The California Public Utilities Commission must direct Southern California Edison to stop collecting ratepayer revenue in the settlement for the early closure of the San Onofre Nuclear Generating Station, consumer attorneys said in a new filing Monday.
The commission in May 2016 reopened the 2014 settlement, under which ratepayers would pay $3.3 billion of the closure costs for the plant’s premature shutdown in 2013. That came after it was found that then-CPUC President Michael Peevey had conducted ex parte communications on the matter with an executive for SONGS’ majority owner Southern California Edison in 2013.
Southern California Edison blames the shutdown on faulty steam generators supplied by Mitsubishi Heavy Industries (MHI). The utility and SONGS’ co-owners San Diego Gas & Electric and the city of Riverside in March won a $125 million decision against MHI from the International Chamber of Commerce’s International Court of Arbitration. However, the court found that the steam generators’ manufacturer had not defrauded SONGS’ owners.

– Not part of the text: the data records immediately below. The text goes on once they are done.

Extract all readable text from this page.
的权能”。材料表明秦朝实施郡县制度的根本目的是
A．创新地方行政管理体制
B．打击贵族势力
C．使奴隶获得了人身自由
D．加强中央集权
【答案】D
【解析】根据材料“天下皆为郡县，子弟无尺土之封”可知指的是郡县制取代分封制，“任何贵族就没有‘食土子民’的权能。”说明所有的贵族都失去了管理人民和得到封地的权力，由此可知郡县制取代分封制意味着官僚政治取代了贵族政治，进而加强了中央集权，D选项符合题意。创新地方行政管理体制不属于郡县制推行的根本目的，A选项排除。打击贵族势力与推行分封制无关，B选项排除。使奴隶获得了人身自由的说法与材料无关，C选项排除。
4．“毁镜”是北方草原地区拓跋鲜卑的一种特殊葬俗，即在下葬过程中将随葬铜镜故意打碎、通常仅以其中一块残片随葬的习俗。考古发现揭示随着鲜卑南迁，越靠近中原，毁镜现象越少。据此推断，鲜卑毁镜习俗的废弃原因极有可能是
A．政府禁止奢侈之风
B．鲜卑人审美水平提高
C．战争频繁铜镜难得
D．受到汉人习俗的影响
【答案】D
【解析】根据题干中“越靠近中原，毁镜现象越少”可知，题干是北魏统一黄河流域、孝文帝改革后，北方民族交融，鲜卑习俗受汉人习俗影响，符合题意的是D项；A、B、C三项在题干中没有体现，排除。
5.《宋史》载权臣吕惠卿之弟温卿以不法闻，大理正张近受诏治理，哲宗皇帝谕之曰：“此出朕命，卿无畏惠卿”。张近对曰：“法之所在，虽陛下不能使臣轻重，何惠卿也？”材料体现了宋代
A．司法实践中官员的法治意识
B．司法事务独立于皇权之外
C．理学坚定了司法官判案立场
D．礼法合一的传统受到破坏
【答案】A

But the CPUC settlement leaned hard on Southern California Edison’s then-pending fraud claim and expectation that it would receive billions of dollars from MHI, according to the motion filed Monday with the commission by the watchdog group Citizens Oversight and attorneys Michael Aguirre and Maria Severson, representing ratepayer Ruth Henricks.
“The recent arbitration tribunal’s decision reflects SCE’s admissions that its decisions to proceed with the design were taken in spite of what was then known by SCE,” the lawyers wrote. “Accordingly, allowing further years of collection until a decision is made as to the propriety of charging ratepayers is patently unreasonable.”
The attorneys also called for the California Public Utilities Commission to halt filing or approval of further “advice letters” from Southern California Edison with the intent of recovering additional revenue for SONGS.
Southern California Edison spokeswoman Maureen Brown on Monday characterized the motion as “a premature attempt to ask the CPUC to invalidate the settlement. The settlement agreement remains in place, and the amounts being collected are consistent with that settlement.”
Mediation in the attorneys’ lawsuit against the settlement started last week and is due to wrap up before the end of June, the San Diego Union-Tribune reported.
Meanwhile, SONGS’ owners and other parties to the settlement – including the state Office of Ratepayer Advocates, Henricks, and a host of nongovernmental organizations – are continuing the CPUC-ordered “meet and confer” process to consider potential changes to the settlement. If the parties cannot reach agreement by Aug. 15, the commission will determine next steps, Brown said.
The SCE spokeswoman noted that the new motion before the commission is distinct from the question of SONGS’ decommissioning trust fund. The trust fund, which has a current $4.2 billion balance, will fund the anticipated $4.4 billion cleanup of the property in San Diego County. Southern California Edison in December selected a team of AECOM and EnergySolutions as general contractor for the decommissioning.
Aguirre and Severson’s law firm is also representing the plaintiffs in a lawsuit to block a state permit that allows storage of additional nuclear waste from SONGS near the Pacific Coast. That lawsuit is now in mediation.